To the extent possible, a population's quantitative genetic architecture should be interpreted integratively, taking into account both details about underlying genetic mechanisms (Windig et al., 2004) and the past and current environmental variability of natural environments (e.g. Huber et al., 2004; Stinchcombe et al., 2004). With respect to genetic mechanisms, our results suggest that a complete understanding of the relationship between R : FR- and photoperiod-mediated responses requires considering variation in leaf number, which itself may reflect ecotypic differentiation, environmental conditions or some combination of these two. With respect to the natural environments, we unfortunately lack specific information about the Kendalville natural habitat and cannot speculate about whether the specific pattern of co-variation found in our base population or our selection lines would indeed be selectively advantageous in that natural habitat.
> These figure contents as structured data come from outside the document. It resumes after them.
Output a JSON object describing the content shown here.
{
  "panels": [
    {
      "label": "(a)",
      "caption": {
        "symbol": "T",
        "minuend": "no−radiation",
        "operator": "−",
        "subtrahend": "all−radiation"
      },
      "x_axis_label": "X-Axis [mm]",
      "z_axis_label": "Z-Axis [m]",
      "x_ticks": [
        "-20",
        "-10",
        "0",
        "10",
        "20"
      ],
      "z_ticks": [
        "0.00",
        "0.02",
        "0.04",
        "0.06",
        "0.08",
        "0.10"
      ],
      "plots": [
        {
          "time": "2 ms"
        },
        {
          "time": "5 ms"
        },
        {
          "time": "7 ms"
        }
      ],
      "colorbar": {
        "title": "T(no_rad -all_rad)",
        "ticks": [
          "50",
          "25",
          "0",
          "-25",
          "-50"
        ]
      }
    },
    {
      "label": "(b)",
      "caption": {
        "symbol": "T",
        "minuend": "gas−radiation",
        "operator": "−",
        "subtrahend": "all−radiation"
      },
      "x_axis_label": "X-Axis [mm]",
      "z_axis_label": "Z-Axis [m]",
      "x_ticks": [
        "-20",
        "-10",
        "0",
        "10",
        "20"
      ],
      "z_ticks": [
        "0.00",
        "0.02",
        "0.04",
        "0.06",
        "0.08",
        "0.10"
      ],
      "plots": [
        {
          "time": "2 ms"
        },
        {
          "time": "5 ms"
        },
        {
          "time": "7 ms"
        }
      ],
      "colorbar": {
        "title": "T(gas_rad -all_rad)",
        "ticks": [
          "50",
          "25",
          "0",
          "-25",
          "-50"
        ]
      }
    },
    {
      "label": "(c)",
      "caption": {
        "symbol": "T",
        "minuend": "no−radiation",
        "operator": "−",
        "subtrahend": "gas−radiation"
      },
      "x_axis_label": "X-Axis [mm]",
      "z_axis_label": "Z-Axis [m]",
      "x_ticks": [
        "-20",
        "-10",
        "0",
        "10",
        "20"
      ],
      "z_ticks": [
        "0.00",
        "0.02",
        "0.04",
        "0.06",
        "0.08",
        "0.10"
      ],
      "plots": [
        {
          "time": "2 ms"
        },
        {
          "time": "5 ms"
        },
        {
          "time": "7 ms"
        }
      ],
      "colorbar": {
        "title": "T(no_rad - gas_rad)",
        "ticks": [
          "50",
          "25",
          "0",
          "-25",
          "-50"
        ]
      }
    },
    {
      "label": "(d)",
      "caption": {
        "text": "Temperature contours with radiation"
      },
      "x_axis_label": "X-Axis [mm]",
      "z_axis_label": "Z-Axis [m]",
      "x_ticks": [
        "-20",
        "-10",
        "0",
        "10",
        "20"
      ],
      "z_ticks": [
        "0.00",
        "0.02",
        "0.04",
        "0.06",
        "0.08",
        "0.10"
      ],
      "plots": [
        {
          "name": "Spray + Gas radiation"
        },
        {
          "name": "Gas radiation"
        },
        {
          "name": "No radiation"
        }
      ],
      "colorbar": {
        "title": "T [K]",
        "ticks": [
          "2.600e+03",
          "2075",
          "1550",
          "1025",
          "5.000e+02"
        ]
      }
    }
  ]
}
Yet it is obvious that a plant population at a given latitude experiences photoperiod as a predictable signal, while canopy shade and R : FR signals are likely to vary more idiosyncratically (e.g. Scheiner & Callahan, 1999; Callahan & Pigliucci, 2002). Given the cosmopolitan nature of Arabidopsis, it is perhaps unsurprising that responses to photoperiod and R : FR are partially independent both developmentally and evolutionarily.